VA Facilities Blamed for Mishandled Prostate Cancer Treatments

Just months after thousands of Veterans Affairs patients were told they may have been exposed to AIDS, hepatitis C, and other diseases due to sloppy handling of medical equipment during colonoscopies, officials are now warning some patients about incorrect radiation given during prostate cancer treatments.

The improper cancer treatments reportedly involve 92 veterans who were treated over six years at the Veterans Affairs Medical Center in Philadelphia. The team of VA hospital officials who performed the procedures messed it up in 92 of 116 cases and kept repeating the mistake for a year of patient follow up and monitoring, according to a New York Times report.

Patients receiving brachytherapy to implant radioactive seeds to fight and kill cancer cells were given either far less or way too much of the proper doses of radiation. There were 35 cases of overdoses and 57 reports of too little radiation, according to reports.

The hospital’s prostate cancer treatment program was suspended last year during an investigation conducted by a federal commission into reports of wrongdoing.

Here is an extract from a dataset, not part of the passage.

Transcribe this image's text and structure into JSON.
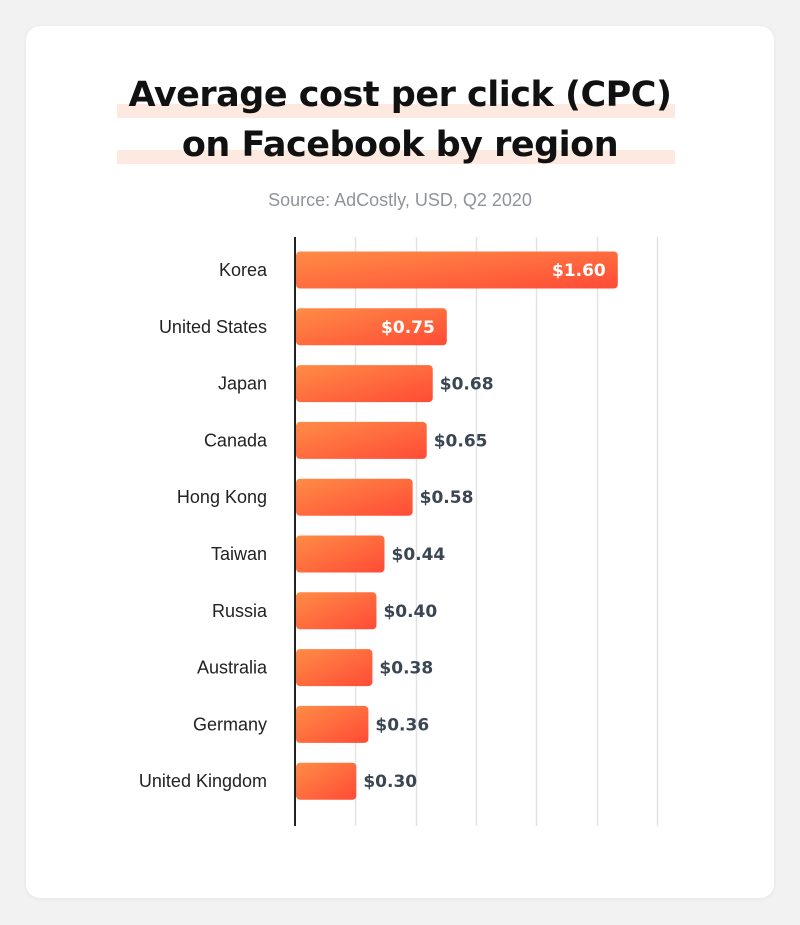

Four of the men who received improper doses prostate cancer treatments have since died, but VA officials said none died as a direct result of prostate cancer or the mishandled treatment.

Other VA Problems

Earlier this year, reports that thousands of VA patients may have been exposed to life-threatening infections as the result of improper administration of colonoscopies at a handful of facilities in Florida, Georgia, and Tennessee rocked the military hospital system in scandal.

In March, the VA notified 3,260 veterans who had colonoscopies at the Miami Veterans Affairs Healthcare System between May 2004 and March 12, 2009 that that tubing used in endoscope procedures was rinsed but not disinfected, increasing the risk of disease or infection being passed between patients.

Officials later said at least 10 former VA colonoscopy patients had tested positive for infections, although it could not be confirmed whether the patients were exposed during the procedures.

This month, VA officials said inadequate training of hospital personnel was responsible for the misuse of colonoscopy equipment.